Mike Dennison in The Billings Gazette: Medicaid Expansion is Dead
Medicaid expansion: Unless something extraordinary happens, this issue is dead. On Friday, House Republican leadership, by a single vote, kept the Medicaid expansion bill in a House committee bound to kill it. Sixty votes in the Republican-controlled House are needed to revive the bill – an amount Democrats haven’t been able to muster all session.
That single vote just happened to be a Democrat, State Rep. Tom Jacobson (D-Great Falls), to which The Western Word noted:
Readers may remember that I have written about Jacobson before. He was a candidate for State House District 25 taking on incumbent Cleve Loney. Jacobson beat Loney by 74 votes out of the 5,068 votes cast. A complaint was filed by his opponent (Cleve Loney) because Jacobson was “passing out chips, candy, and water to people who were waiting in line to vote at the Expo Park in Great Falls (MT).”
The complaint by Loney was dismissed by the Montana Commissioner of Political Practices because, apparently, all is fair at the polls in Great Falls.
All of this comes as Gov. Steve Bullock (D-MT), who didn’t even campaign in support of the expansion, invested lots of political capital in attempting to get the expansion passed at the legislature.
The talk of expansion even dominated Gov. Bullock’s speech to Democrats in the Flathead, as The Daily Inter Lake reports:
What Bullock claimed he saw upon taking over the post, however, was what he called a “wholesale attack” on public education, public employees, women’s rights and reproductive freedom.

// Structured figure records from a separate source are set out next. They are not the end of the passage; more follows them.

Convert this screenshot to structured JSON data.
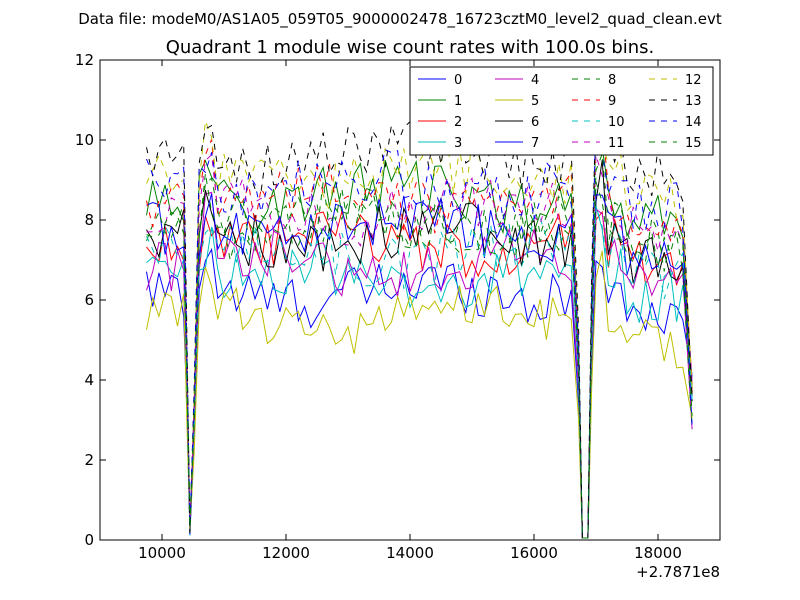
{
  "chart_data": {
    "type": "line",
    "supertitle": "Data file: modeM0/AS1A05_059T05_9000002478_16723cztM0_level2_quad_clean.evt",
    "title": "Quadrant 1 module wise count rates with 100.0s bins.",
    "xlabel": "",
    "ylabel": "",
    "x_offset_label": "+2.7871e8",
    "xlim": [
      9000,
      19000
    ],
    "ylim": [
      0,
      12
    ],
    "xticks": [
      10000,
      12000,
      14000,
      16000,
      18000
    ],
    "xtick_labels": [
      "10000",
      "12000",
      "14000",
      "16000",
      "18000"
    ],
    "yticks": [
      0,
      2,
      4,
      6,
      8,
      10,
      12
    ],
    "ytick_labels": [
      "0",
      "2",
      "4",
      "6",
      "8",
      "10",
      "12"
    ],
    "legend_position": "top-right",
    "legend_columns": 4,
    "segments": [
      {
        "x_start": 9750,
        "x_end": 10450,
        "dip_at": 10450
      },
      {
        "x_start": 10450,
        "x_end": 16750,
        "dip_from": 16750,
        "dip_to": 16900
      },
      {
        "x_start": 16900,
        "x_end": 18550
      }
    ],
    "series": [
      {
        "name": "0",
        "color": "#0000ff",
        "dash": "solid",
        "level": 6.2
      },
      {
        "name": "1",
        "color": "#008000",
        "dash": "solid",
        "level": 8.6
      },
      {
        "name": "2",
        "color": "#ff0000",
        "dash": "solid",
        "level": 7.4
      },
      {
        "name": "3",
        "color": "#00bfbf",
        "dash": "solid",
        "level": 6.6
      },
      {
        "name": "4",
        "color": "#bf00bf",
        "dash": "solid",
        "level": 6.9
      },
      {
        "name": "5",
        "color": "#bfbf00",
        "dash": "solid",
        "level": 5.5
      },
      {
        "name": "6",
        "color": "#000000",
        "dash": "solid",
        "level": 7.6
      },
      {
        "name": "7",
        "color": "#0000ff",
        "dash": "solid",
        "level": 7.8
      },
      {
        "name": "8",
        "color": "#008000",
        "dash": "dashed",
        "level": 7.9
      },
      {
        "name": "9",
        "color": "#ff0000",
        "dash": "dashed",
        "level": 8.5
      },
      {
        "name": "10",
        "color": "#00bfbf",
        "dash": "dashed",
        "level": 7.2
      },
      {
        "name": "11",
        "color": "#bf00bf",
        "dash": "dashed",
        "level": 8.3
      },
      {
        "name": "12",
        "color": "#bfbf00",
        "dash": "dashed",
        "level": 9.1
      },
      {
        "name": "13",
        "color": "#000000",
        "dash": "dashed",
        "level": 9.6
      },
      {
        "name": "14",
        "color": "#0000ff",
        "dash": "dashed",
        "level": 8.9
      },
      {
        "name": "15",
        "color": "#008000",
        "dash": "dashed",
        "level": 8.0
      }
    ]
  }
}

But what he is pursuing with the bulk of his political strength is an expansion of Medicaid. Bullock read nearly verbatim a statement he gave earlier that day at a press conference in Helena on the subject. That statement came after a measure touse federal funds to help the working poor buy insurance was defeated in procedural votes in the House.

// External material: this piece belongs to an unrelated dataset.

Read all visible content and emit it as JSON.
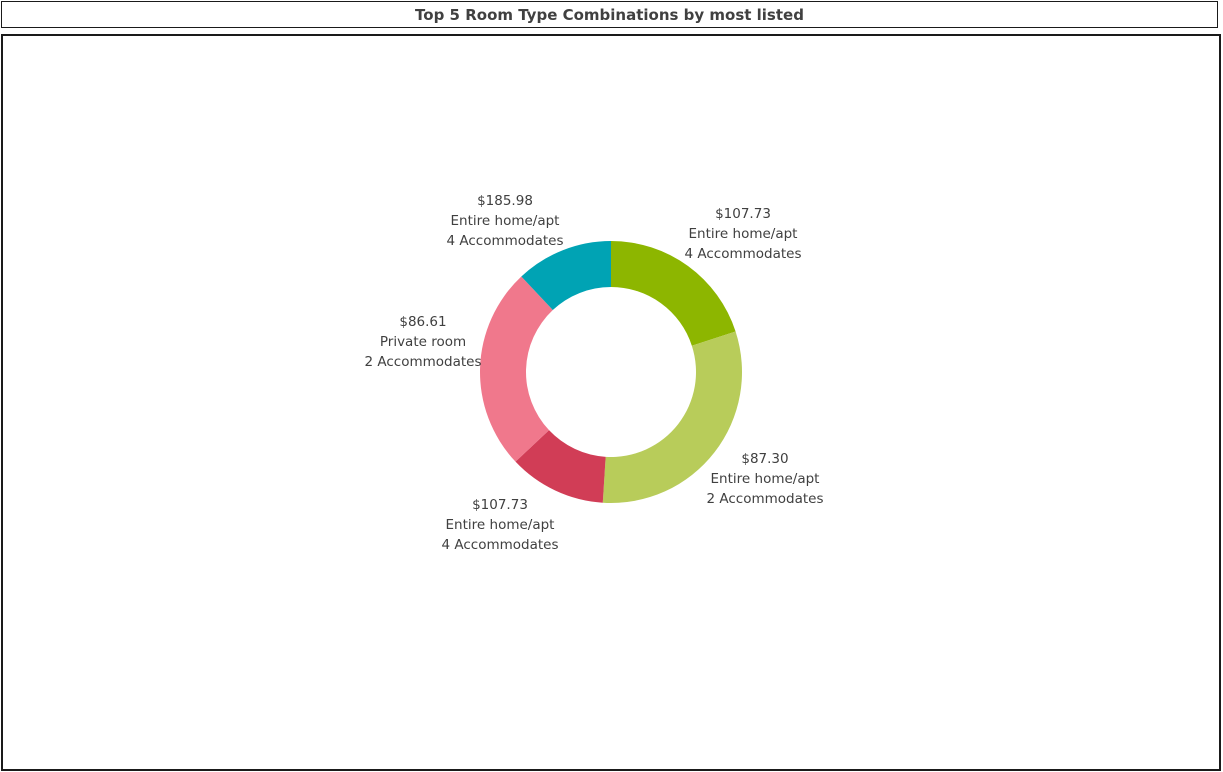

As for the “alternative” expansion proposal that is on the table- instead of taking more of your taxpayer dollars and giving it to Medicaid, this proposal takes more of your dollars and basically gives it to the insurance companies. But, as the AP reports, even that proposal isn’t assured the approval of the federal government:
The Obama administration hasn’t signed off on the Arkansas deal, and it’s unclear how many other states will use it as a model. But it reflects a pragmatic streak in American politics that’s still the exception in the polarized health care debate.
So far, 20 mostly blue states, plus the District of Columbia, have accepted the expansion.
Thirteen GOP-led states have declined. They say Medicaid already is too costly, and they don’t trust Washington to keep its promise of generous funding for the expansion, which would mainly help low-income adults with no children at home.